Thursday, August 19, 2010

Sun's "goofiest patent" contest?

An article in The Register begins with the text:

Sun engineers once ran an unofficial competition to see who could get the "goofiest" invention past the US patent office, according to former Sun man and Java founder James Gosling.

The second paragraph talks about a patent binge at Sun, probably not unlike the patent binge at Microsoft:

In suing Google over its use of Java on Android, Oracle is waving seven Sun patents, and one of them carries Gosling's name. In a blog post sparked by the suit, Gosling says Sun didn't pay patents much heed until the company was successfully sued by IBM for infringing on its so-called RISC patent. Then Sun went on a "patent binge", and yes, this included some less-than-serious filings.

The third paragraph had a "everybody else is doing it" theme:

"Even though we had a basic distaste for patents, the game is what it is, and patents are essential in modern corporations, if only as a defensive measure," he writes. "There was even an unofficial competition to see who could get the goofiest patent through the system."

Of course, paragraph 2 showed that IBM wasn't doing patents as a defensive measure. Further, getting a derivative improvement patent is not a defense against a broader controlling patent. Gosling seems not to get it.

A later paragraph is more interesting:

"The collection of patents specified by the suit seems pretty laughable to me. If I were Google, I wouldn't be particularly worried about showing prior art for the patents in question or demonstrating how Android/Dalvik don't actually violate them," he writes. "It feels very much like a bunch of Sun engineers got together in a room with a bunch of lawyers and started digging for patents that Google might have violated without actually knowing much about Android or Dalvik to begin with."

Hmmm, the suggestion is there was no evidence for infringement [ without actually knowing much about Android or Dalvik to begin with. ] and Google can put forward both an invalidity and a noninfringement defense?

There's a long post at headius. If you are looking for an analysis of claim construction, you won't find it there.

My Thoughts on Oracle v Google


Meanwhile, concerning patent lawyers and innovation, from the post An Innovation Expert Sticks Up for IP Lawyers!:

Keven McFarthing of Innovation Fixer wrote this post in which he asks open innovation professionals to not just look at their IP lawyer as an “extraneous irritant,” but instead as a member of the team. Kevin also provides these recommendations:

Ideally, make the lawyer a member of the formal team. If that can’t happen, treat them as if they are on the team.
Don’t leave the final decision up to the lawyer. After all, legal risk is only one part of a project, there are risks associated with R&D, manufacturing etc. You should have a senior decision maker who decides what will happen based on ALL the inputs.
When it all works out, say thank you.
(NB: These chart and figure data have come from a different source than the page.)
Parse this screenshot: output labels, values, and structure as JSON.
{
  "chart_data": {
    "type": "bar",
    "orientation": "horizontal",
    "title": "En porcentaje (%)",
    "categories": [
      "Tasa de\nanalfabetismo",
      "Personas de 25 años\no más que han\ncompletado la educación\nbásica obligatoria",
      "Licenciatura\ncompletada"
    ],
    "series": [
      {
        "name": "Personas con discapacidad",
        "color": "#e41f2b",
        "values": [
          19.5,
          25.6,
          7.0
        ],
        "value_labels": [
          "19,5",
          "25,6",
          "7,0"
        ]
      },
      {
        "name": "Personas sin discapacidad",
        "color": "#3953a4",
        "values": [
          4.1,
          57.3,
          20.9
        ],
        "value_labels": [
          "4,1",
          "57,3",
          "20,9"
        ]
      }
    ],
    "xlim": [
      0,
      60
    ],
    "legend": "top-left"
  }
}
If it doesn’t work out, treat it as a collective setback for the team, not the individual who put their neck on the line to try to help the innovation succeed.
I agree with all of these, but I would add to the first one that innovation folks need to recognize that their colleagues in the law department–in particularly legal management–may not be accepting of lawyers being closely integrated into a business team due to a perception that they “are getting too close to the business.” Innovation managers should be on the look out for signs that their lawyer might be effectively be getting “beaten up” for going out on a limb for the team. Moreover, innovation professionals need to understand that by asking their IP lawyers to take risk for the sake of the business, the person who is going to suffer most if that risk plays out is the IP lawyer. That is, if the innovation team embraces IP litigation risk and legal cost or litigation ensues, it is the IP lawyer who will experience the most “blowback.”